A advogada Agostina Páez foi solta horas após ser presa no Rio de Janeiro. Acusada de injúria racial, ela usará tornozeleira eletrônica e nega o crime

A Justiça do Rio de Janeiro determinou, na noite desta sexta-feira (6), a soltura da advogada e influenciadora argentina Agostina Páez. Ela havia sido detida horas antes, em Vargem Pequena, sob acusação de injúria racial contra funcionários de um bar em Ipanema.
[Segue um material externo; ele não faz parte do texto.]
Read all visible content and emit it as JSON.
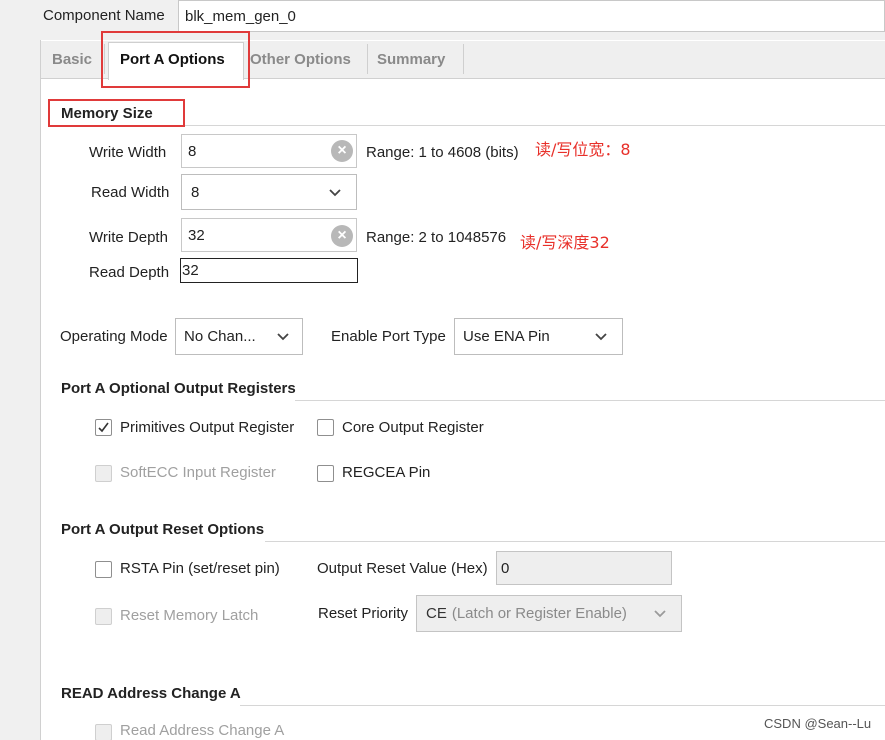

A decisão de liberdade foi proferida pela 37ª Vara Criminal, a mesma que havia decretado a prisão preventiva anteriormente.

Agostina deixou a 11ª DP (Rocinha) por volta das 20h, após passar pelo Instituto Médico Legal (IML) para exame de corpo de delito. Por determinação judicial, ela deverá cumprir medidas cautelares, incluindo o uso de tornozeleira eletrônica.

A prisão preventiva havia sido solicitada pelo Ministério Público do Rio de Janeiro (MPRJ) com base no risco de fuga e no comportamento da acusada. Segundo a promotoria, Agostina teria reiterado as ofensas mesmo após ser advertida de que a conduta é crime no Brasil.

O caso ocorreu no dia 14 de janeiro. De acordo com a denúncia:

  • Agostina chamou um funcionário de “negro” de forma pejorativa;
  • Ao sair, utilizou o termo “mono” (macaco, em espanhol) e imitou gestos do animal;
  • Testemunhas afirmam que ela repetiu expressões como “negros de m…”.

O crime de injúria racial é inafiançável e a pena pode variar de dois a cinco anos de reclusão.

Em vídeos publicados nas redes sociais antes de ser solta, a influenciadora declarou estar desesperada e com medo. Ela negou a intenção de fugir e afirmou que seus direitos estavam sendo violados. Sobre o episódio no bar, a argentina sustenta que os gestos foram uma “brincadeira” direcionada a amigas.